The São Paulo city referendum scheduled for 15 July will put before voters a ballot measure that caps annual rises in water and electricity tariffs at the official inflation rate through 2028. The proposal, placed on the ballot by a citizen petition with 420,000 signatures, would override the current formula used by the municipal utilities authority that permits adjustments based on operational costs and investment needs.
Why the vote arrives now
Utility charges have climbed faster than wages for three straight years, according to the 2025 São Paulo municipal budget execution report. Average monthly spending on combined water and electricity services reached 462 reais per household last year, up from 398 reais in 2023. City officials note that the existing adjustment mechanism has added an average of 9.4 percent annually since 2022, outpacing the 5.1 percent average wage growth recorded by the state statistics agency for formal workers in the metropolitan area.
Residents in districts such as Capão Redondo and Itaquera would see the clearest difference if the cap passes. A typical two-bedroom apartment there currently pays 385 reais combined; under the proposed limit the same bill would rise by no more than the projected 4.2 percent inflation rate for 2027, rather than the 11 percent previously scheduled. The change would apply only to the regulated portion of bills, leaving market-driven portions such as consumption above the basic allowance untouched.
Budget effects for local families
Policy analysts at the state-funded Fiscal Responsibility Observatory calculate that the cap would reduce cumulative utility outlays by 1,180 reais per household over the two-year period covered by the measure. That figure assumes continued average consumption and no change in the number of residents per dwelling. The same analysis shows the largest absolute savings would accrue to middle-income families in the 4,500 to 7,000 reais monthly income bracket, who spend 8 to 11 percent of take-home pay on these services.
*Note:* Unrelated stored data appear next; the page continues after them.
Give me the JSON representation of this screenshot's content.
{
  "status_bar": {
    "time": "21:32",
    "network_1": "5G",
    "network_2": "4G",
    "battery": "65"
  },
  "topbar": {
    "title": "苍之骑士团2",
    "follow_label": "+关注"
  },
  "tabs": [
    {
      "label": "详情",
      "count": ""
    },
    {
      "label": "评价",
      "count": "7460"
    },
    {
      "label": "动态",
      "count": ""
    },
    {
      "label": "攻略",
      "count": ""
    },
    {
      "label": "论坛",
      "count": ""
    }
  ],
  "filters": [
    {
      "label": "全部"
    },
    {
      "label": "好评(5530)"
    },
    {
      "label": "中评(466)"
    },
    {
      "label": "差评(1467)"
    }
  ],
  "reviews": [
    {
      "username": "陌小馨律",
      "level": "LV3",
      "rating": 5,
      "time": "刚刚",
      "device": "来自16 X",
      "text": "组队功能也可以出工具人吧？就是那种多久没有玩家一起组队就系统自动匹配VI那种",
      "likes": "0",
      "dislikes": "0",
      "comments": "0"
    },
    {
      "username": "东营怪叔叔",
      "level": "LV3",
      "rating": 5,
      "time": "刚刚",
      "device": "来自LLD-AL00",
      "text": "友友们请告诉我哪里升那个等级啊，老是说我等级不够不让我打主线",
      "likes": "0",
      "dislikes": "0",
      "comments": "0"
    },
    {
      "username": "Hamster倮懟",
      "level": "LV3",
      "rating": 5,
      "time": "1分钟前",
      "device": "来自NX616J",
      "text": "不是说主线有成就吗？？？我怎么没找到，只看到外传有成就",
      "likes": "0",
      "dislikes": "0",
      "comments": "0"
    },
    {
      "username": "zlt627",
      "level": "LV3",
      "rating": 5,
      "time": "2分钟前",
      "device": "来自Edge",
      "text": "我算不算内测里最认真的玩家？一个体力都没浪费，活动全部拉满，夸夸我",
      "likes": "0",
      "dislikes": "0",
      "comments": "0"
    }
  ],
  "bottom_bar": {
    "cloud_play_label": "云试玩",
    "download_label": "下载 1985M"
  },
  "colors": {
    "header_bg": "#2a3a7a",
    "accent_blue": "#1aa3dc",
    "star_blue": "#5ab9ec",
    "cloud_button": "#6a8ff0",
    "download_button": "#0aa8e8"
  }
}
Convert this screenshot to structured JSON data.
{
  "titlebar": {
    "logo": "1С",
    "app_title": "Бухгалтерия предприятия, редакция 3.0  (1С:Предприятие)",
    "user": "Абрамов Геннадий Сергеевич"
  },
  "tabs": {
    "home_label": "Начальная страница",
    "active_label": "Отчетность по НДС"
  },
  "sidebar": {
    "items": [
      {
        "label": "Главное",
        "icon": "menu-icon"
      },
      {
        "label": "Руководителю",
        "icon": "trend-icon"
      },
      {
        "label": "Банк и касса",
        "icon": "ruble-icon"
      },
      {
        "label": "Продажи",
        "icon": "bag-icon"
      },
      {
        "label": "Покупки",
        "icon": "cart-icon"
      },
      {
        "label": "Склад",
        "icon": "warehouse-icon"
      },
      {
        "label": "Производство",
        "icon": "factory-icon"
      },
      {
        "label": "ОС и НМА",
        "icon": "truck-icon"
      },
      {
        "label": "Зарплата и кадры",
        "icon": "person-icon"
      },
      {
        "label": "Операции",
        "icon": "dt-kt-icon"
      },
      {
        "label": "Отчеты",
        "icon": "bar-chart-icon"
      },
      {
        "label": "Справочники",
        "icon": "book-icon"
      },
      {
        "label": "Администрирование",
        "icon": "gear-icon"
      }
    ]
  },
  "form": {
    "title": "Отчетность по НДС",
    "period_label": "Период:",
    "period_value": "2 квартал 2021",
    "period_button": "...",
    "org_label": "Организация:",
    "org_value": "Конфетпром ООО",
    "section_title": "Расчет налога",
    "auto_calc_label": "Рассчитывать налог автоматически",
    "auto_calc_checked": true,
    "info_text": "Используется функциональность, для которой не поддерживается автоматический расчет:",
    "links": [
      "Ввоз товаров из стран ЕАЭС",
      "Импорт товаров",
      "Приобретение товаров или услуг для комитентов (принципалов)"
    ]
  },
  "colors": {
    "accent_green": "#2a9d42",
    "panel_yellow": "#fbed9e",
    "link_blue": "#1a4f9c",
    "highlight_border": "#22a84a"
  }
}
The legislation states that any shortfall in utility revenue would be covered first by reallocating existing municipal reserves earmarked for infrastructure maintenance, then by a temporary levy on commercial and industrial accounts. City budget documents released in May project that reserves stand at 2.3 billion reais, sufficient to absorb the estimated 780 million reais revenue gap for 2026 and 2027.
Ballots will also include an advisory question on whether the city should publish quarterly consumption reports broken down by district. If approved, the reports would be posted on the municipal transparency portal within 45 days of each quarter end. The full referendum results are expected to be certified by the electoral court within ten days of the vote, after which the winning provisions would take effect on 1 January 2027.